One of the most computationally expensive types of everyday computing is processing graphical images. A typical image can easily consist of several million pixels and each pixel can require a number of calculations to be performed in order to render it correctly. To efficiently perform these tasks, specialised graphical processing units (GPUs) were developed. Recently, GPUs have increasingly been used for mainstream computing tasks where highly parallel processing is required, as modern GPUs offer thousands of parallel processing elements.
Merely being able to process many different calculations in parallel is only one part of the challenge; the much more complex aspect is managing the processing so that the multiple parallel processors are used efficiently.
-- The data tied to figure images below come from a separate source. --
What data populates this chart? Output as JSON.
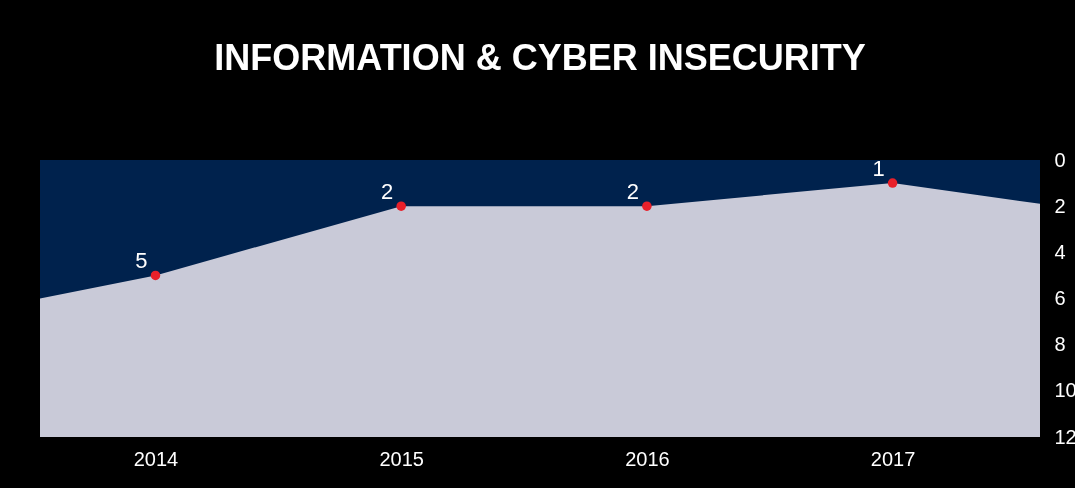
{
  "chart_data": {
    "type": "area",
    "title": "INFORMATION & CYBER INSECURITY",
    "xlim": [
      2013.53,
      2017.6
    ],
    "xticks": [
      2014,
      2015,
      2016,
      2017
    ],
    "ylim": [
      12,
      0
    ],
    "yticks": [
      0,
      2,
      4,
      6,
      8,
      10,
      12
    ],
    "grid": false,
    "series": [
      {
        "color": "#00224d",
        "x": [
          2013.53,
          2014,
          2015,
          2016,
          2017,
          2017.6
        ],
        "values": [
          6,
          5,
          2,
          2,
          1,
          1.9
        ]
      },
      {
        "type": "scatter",
        "color": "#e8202a",
        "marker": "circle",
        "x": [
          2014,
          2015,
          2016,
          2017
        ],
        "values": [
          5,
          2,
          2,
          1
        ],
        "value_labels": [
          "5",
          "2",
          "2",
          "1"
        ]
      }
    ]
  }
}
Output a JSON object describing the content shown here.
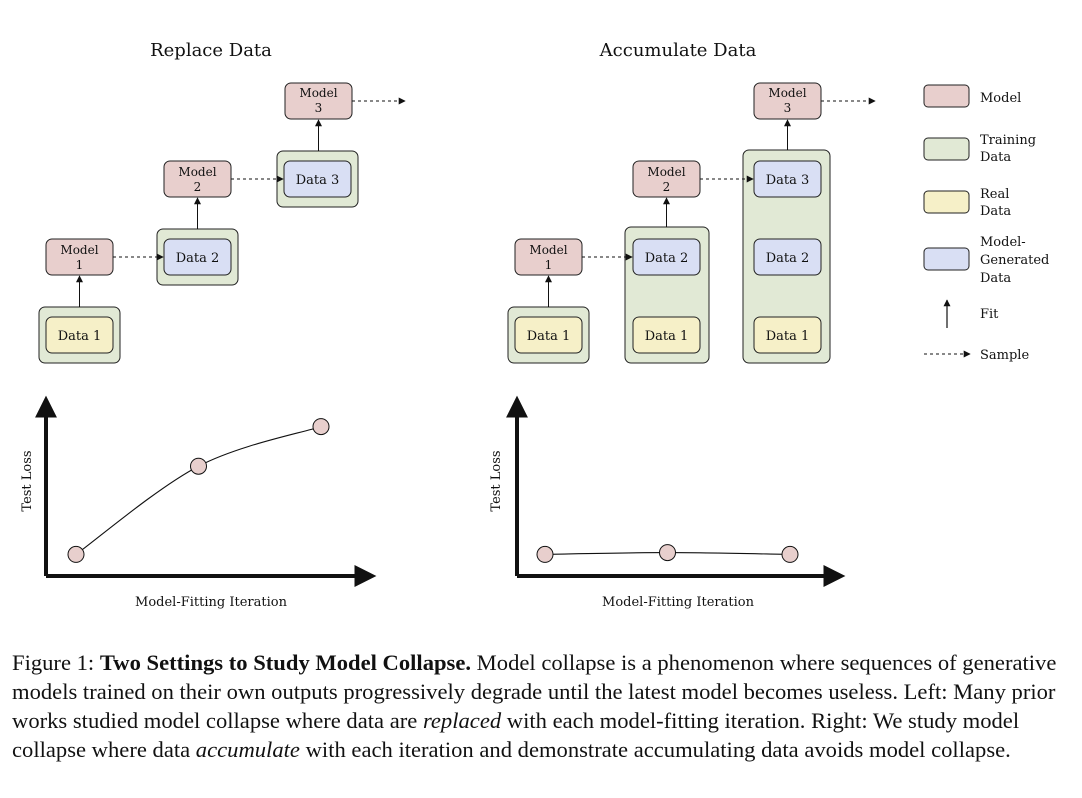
{
  "panels": {
    "replace": {
      "title": "Replace Data",
      "models": [
        [
          "Model",
          "1"
        ],
        [
          "Model",
          "2"
        ],
        [
          "Model",
          "3"
        ]
      ],
      "data": [
        "Data 1",
        "Data 2",
        "Data 3"
      ]
    },
    "accumulate": {
      "title": "Accumulate Data",
      "models": [
        [
          "Model",
          "1"
        ],
        [
          "Model",
          "2"
        ],
        [
          "Model",
          "3"
        ]
      ],
      "data": [
        "Data 1",
        "Data 2",
        "Data 3"
      ]
    }
  },
  "legend": {
    "items": [
      {
        "label": [
          "Model"
        ],
        "color": "#e8cfcd"
      },
      {
        "label": [
          "Training",
          "Data"
        ],
        "color": "#e1e9d5"
      },
      {
        "label": [
          "Real",
          "Data"
        ],
        "color": "#f6f0c8"
      },
      {
        "label": [
          "Model-",
          "Generated",
          "Data"
        ],
        "color": "#d9dff4"
      }
    ],
    "fit_label": "Fit",
    "sample_label": "Sample"
  },
  "charts": {
    "ylabel": "Test Loss",
    "xlabel": "Model-Fitting Iteration"
  },
  "chart_data": [
    {
      "type": "line",
      "title": "",
      "xlabel": "Model-Fitting Iteration",
      "ylabel": "Test Loss",
      "x": [
        1,
        2,
        3
      ],
      "values": [
        0.12,
        0.61,
        0.83
      ],
      "ylim": [
        0,
        1
      ],
      "grid": false
    },
    {
      "type": "line",
      "title": "",
      "xlabel": "Model-Fitting Iteration",
      "ylabel": "Test Loss",
      "x": [
        1,
        2,
        3
      ],
      "values": [
        0.12,
        0.13,
        0.12
      ],
      "ylim": [
        0,
        1
      ],
      "grid": false
    }
  ],
  "colors": {
    "model": "#e8cfcd",
    "training": "#e1e9d5",
    "real": "#f6f0c8",
    "generated": "#d9dff4",
    "point": "#e8cfcd"
  },
  "caption": {
    "prefix": "Figure 1: ",
    "bold": "Two Settings to Study Model Collapse.",
    "text1": " Model collapse is a phenomenon where sequences of generative models trained on their own outputs progressively degrade until the latest model becomes useless. Left: Many prior works studied model collapse where data are ",
    "italic1": "replaced",
    "text2": " with each model-fitting iteration. Right: We study model collapse where data ",
    "italic2": "accumulate",
    "text3": " with each iteration and demonstrate accumulating data avoids model collapse."
  }
}
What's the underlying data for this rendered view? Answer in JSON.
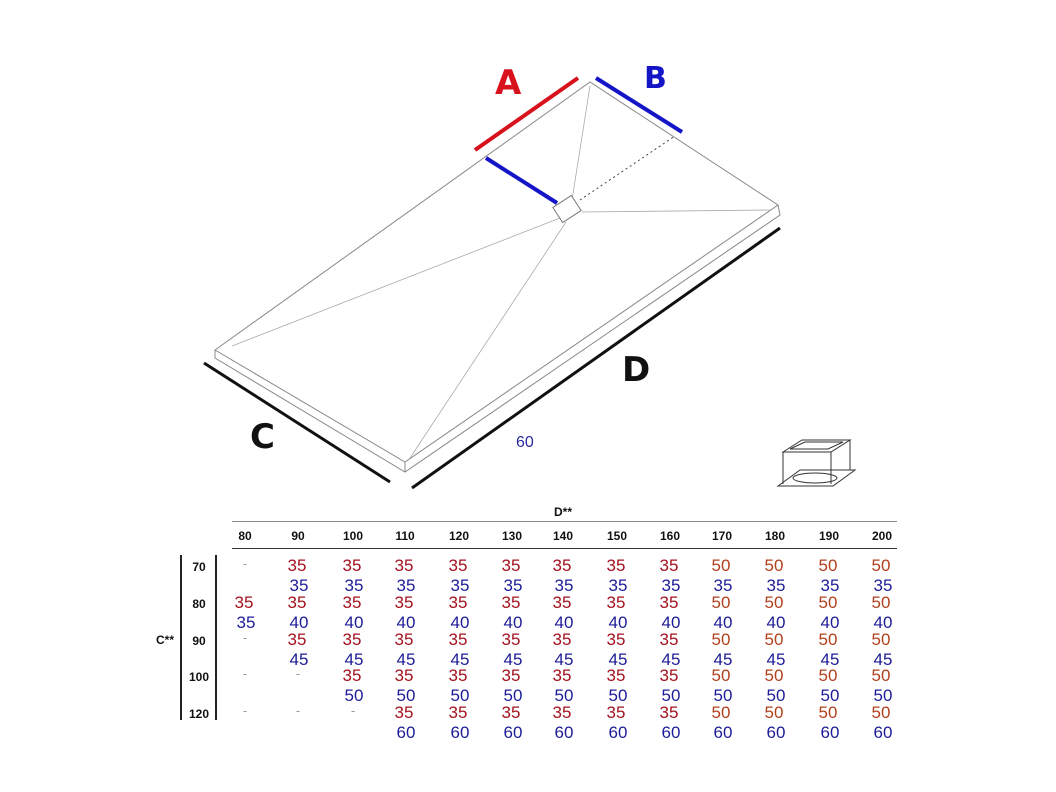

If a standard computer program was run using a GPU, without modification, all the calculations would be performed in sequence using a single processing element. Instead, programs need to be constructed in a specific way so that the GPU can correctly execute the software in parallel. This is either done automatically using a specialised compiler, or can be done by the programmer. The manual approach is a very complex task, but can lead to better performance than can be obtained using automated compilation tools.
Parallel processing and how to support the developers in writing correct parallel programs are questions that have driven the research of Dr Alastair Donaldson in recent years. Using funding from the EPSRC IAA, he has been developing GPUVerify, a tool that will help programmers by identifying errors that exist in their parallel code. For example, one of the most common problems to occur is called a data race. This is where, when manipulating large volumes of data, two processors try to access and process the same or an overlapping chunk of data simultaneously, without synchronization to control the order in which the accesses occur. Data races can lead to software that does not compute reliable results – each time the software is executed, the results that are computed may differ depending on the outcomes of data races. GPUVerify is designed to inform programmers where errors like this exist in their code. So far this tool has generated great interest in software development firms, Imagination Technologies recommend GPUVerify through a third party showcase and ARM have incorporated GPUVerify support in the latest release of their Mali Graphics Debugger. Alastair is now looking to develop his other complimentary tool CLsmith, which aims to check for errors that arise during the compilation of GPU source code into machine code.